Similarly we could have started with a spacetime S3×S1 and a map g:S3×S1→SU(N). We can think of S3×S1 as associating a circle to every point in S3. Write the coordinate of S3 as →n and of S1 as ϕ. For a fixed value of →n, think of gradually shrinking our circle to a point, creating the space S3×D2. We can extend our map to gs:S3×D2→SU(N) by gradually trivializing the map g(→n,ϕ) for a fixed value of →n such that at the point of collapse g0(→n)=g(→n,0). Note that this is possible by π1(SU(N))=0. Note that our spacetime again lives on the boundary: ∂(S3×D2)=S3×S1. We again define SWZ=∫S3×D2g∗s(ωWZ). Also, again, to prove it is well-defined we consider the glued map hs:S3×S2→SU(N). Again this is a five-dimensional closed manifold so defines an element of H5(SU(N)) and we can rewrite SWZ=[ωWZ]([S3×S2]h).
But... is it clear that SWZ=[ωWZ]([S3×S2]h) is an integer? We don't have the luxury as before where we could normalize our term such that we get integers, because we have already normalized it such that [ωWZ]([S5]f)=1 (where f corresponded to 1∈π5(SU(N))). In principle it is possible that for example [ωWZ]([M5]i)=12 for some five-dimensional manifold embedded by i:M5→SU(N). Indeed, Witten mentions on p434 of ``Current algebra, baryons and quark confinement'' that there are indeed such examples! But it turns out that this can't happen if M5=S3×S2 :) To see this, we have to prove that if f:S3×S2→SU(N) defines an element [S3×S2]f that we can find a map g:S5×SU(N) such that [S3×S2]f=[S5]g. Now if you scroll up and see how I introduced homology above, you see that all we need to show is that there is a manifold M whose boundary ∂M is S3×S2 and S5 (this is called a cobordism between these two manifolds) and a map k:M→SU(N) such that on the boundary k reduces to f and g. As I was writing this I thought I had an argument for this, but it didn't work out. I am pretty sure there must be a way of seeing it, but it's pretty late here and I should call it a day. I will try and complete the argument soon, but I also welcome any pointers. Witten on p434 implies all you need is π2(SU(3))=0.
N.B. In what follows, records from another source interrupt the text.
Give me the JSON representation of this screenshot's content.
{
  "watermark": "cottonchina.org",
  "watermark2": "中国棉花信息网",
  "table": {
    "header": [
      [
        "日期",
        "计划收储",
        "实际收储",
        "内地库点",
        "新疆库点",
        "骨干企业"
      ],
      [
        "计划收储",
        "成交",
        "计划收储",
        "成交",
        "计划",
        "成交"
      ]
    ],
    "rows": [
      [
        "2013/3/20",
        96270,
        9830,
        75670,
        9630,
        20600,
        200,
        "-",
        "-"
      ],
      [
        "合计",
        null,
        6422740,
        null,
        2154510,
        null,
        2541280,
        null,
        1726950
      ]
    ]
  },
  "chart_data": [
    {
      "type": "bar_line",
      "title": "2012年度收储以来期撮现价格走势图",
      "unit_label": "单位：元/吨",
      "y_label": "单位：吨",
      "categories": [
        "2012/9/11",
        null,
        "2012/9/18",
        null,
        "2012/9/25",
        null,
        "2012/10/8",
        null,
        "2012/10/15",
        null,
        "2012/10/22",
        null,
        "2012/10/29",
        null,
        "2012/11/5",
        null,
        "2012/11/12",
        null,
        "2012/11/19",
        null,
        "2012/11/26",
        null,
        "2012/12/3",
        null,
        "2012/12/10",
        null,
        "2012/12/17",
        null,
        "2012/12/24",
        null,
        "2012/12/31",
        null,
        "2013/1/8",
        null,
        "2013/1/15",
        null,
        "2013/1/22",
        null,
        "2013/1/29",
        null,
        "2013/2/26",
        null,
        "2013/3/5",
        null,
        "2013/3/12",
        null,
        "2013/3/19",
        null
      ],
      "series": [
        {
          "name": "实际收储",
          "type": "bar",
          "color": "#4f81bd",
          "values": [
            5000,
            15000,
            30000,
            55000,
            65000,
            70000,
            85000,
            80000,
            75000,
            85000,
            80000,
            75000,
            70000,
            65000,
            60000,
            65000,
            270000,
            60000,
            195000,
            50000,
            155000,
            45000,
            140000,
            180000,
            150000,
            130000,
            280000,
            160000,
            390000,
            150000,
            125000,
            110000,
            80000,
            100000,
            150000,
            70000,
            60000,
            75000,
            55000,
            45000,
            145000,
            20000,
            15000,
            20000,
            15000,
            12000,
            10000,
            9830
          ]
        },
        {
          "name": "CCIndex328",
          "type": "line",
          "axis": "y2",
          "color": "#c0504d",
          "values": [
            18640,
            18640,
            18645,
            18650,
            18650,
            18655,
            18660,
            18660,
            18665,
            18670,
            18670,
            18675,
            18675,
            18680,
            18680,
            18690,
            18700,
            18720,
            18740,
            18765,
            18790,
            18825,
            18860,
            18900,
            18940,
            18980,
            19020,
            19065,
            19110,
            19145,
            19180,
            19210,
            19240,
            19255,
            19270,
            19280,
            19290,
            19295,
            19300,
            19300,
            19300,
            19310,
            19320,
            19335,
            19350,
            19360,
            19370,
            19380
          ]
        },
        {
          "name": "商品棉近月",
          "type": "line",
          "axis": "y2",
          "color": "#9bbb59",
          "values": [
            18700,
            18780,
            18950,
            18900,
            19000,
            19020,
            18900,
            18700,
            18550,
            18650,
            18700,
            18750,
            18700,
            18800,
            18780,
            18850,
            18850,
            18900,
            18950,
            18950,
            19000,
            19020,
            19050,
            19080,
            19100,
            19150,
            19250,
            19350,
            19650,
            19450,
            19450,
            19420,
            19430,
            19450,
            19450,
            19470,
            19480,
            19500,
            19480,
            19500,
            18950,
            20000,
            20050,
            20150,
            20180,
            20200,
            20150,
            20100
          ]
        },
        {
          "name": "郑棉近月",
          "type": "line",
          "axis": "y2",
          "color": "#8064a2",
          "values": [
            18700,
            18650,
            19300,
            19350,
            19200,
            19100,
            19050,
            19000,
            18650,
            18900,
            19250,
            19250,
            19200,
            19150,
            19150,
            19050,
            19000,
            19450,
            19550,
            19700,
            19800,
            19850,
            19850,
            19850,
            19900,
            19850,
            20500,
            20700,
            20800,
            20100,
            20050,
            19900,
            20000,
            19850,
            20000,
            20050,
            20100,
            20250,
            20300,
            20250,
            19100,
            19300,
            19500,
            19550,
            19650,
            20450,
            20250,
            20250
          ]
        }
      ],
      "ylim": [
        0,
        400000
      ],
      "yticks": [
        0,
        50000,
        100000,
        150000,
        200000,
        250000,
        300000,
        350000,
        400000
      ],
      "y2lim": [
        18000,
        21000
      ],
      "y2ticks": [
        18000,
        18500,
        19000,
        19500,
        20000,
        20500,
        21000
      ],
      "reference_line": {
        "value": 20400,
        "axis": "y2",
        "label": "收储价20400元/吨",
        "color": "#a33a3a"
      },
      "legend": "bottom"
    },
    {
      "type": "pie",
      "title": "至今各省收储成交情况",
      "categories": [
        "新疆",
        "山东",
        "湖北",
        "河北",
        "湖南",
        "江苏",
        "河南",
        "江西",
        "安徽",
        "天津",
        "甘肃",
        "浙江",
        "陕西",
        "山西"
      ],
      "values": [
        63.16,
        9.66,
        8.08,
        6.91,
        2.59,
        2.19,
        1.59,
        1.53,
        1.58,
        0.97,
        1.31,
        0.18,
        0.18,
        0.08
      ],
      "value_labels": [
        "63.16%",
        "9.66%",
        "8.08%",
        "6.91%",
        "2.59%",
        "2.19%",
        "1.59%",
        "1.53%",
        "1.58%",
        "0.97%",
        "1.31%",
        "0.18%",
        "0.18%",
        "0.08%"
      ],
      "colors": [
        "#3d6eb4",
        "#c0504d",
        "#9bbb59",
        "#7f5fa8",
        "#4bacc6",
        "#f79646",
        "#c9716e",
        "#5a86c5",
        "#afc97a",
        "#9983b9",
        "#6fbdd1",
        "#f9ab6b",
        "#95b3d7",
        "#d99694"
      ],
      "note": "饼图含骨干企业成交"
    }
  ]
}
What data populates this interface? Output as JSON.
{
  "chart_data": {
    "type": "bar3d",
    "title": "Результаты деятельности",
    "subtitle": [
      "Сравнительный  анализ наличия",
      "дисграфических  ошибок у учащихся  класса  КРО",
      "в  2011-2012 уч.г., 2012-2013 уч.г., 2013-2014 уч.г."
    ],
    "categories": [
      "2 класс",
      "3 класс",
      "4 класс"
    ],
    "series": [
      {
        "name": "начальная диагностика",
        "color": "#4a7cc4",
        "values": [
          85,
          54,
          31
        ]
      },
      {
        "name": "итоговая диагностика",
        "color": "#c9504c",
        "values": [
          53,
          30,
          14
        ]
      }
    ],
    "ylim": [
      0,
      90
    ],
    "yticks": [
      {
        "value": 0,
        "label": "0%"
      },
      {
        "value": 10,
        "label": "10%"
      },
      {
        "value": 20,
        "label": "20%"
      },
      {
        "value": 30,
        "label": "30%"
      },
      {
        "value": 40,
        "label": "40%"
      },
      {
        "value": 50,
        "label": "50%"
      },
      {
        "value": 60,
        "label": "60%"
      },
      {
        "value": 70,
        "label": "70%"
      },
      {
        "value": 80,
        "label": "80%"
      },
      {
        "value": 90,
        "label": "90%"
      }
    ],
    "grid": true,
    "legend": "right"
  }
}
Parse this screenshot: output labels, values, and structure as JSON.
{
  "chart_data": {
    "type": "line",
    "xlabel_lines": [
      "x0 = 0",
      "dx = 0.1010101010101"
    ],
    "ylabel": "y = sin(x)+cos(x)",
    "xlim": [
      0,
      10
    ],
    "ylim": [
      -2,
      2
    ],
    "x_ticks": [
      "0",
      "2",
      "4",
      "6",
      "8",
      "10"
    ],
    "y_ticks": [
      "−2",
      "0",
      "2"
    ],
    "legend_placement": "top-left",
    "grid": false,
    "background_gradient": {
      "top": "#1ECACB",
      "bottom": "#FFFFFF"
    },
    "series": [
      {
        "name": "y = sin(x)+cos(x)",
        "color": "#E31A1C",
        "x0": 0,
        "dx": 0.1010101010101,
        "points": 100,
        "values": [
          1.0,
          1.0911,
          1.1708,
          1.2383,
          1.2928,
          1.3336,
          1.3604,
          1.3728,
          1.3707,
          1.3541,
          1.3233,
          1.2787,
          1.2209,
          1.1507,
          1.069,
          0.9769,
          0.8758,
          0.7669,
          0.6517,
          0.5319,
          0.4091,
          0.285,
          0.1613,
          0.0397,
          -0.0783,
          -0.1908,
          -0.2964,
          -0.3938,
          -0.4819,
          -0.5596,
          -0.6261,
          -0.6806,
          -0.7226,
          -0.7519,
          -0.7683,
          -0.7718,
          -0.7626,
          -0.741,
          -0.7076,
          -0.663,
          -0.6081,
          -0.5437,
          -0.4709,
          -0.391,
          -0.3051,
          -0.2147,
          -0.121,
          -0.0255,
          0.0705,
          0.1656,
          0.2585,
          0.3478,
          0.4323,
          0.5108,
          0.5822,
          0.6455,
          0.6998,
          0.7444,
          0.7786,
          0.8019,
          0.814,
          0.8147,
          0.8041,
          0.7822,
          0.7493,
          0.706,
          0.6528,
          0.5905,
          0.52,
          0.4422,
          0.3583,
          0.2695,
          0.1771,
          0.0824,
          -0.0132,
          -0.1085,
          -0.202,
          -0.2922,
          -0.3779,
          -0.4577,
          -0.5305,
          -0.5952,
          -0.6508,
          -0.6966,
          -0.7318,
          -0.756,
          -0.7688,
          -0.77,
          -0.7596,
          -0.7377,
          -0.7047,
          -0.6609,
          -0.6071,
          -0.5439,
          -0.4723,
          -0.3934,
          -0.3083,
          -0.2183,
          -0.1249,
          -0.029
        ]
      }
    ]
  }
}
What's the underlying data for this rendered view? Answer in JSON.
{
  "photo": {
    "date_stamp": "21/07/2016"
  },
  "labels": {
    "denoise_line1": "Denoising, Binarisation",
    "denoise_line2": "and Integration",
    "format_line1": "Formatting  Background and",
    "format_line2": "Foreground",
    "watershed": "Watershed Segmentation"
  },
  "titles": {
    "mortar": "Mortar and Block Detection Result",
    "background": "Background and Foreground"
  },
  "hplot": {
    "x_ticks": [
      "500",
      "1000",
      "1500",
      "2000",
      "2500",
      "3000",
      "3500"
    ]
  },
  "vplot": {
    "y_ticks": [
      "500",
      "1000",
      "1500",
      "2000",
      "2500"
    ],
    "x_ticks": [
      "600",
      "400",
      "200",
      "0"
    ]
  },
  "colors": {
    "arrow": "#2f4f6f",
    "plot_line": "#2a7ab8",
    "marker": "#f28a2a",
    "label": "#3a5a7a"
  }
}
So that at least shows things are consistent: the WZ term is well-defined, even if we take our spacetime to be S3×S1. But I feel part of your question is also: can we get different physical phenomena depending on these two spacetimes? And that should indeed be possible: a S3×S1 spacetime allows for non-trivial configurations in the far past (i.e. non-zero global soliton number), whereas a S4 spacetime assumes everything becomes constant in the far past/future. So yes the physics can in principle be different, but the above shows how everything is well-defined in either case. I have tried to clarify the relationship between different kinds of topological information and defining the WZ term. As a quick recap: to define the WZ term starting from two dimensions and spacetime S2, you use π2(SU(N))=0 to extend the map (with the auxiliary space D3). To define the WZ term starting from a S4 spacetime, you use π4(SU(N))=0 to extend the map (with the auxiliary space D5). And if you start from S3×S1 you use π1(SU(N))=0 to get a map on the auxiliary space S3×D2. Moreover we saw how one needs to check that the last two definitions are consistent/well-defined (they are). Lastly there is the comment that in principle the physics can depend on the choice of relevant spacetime.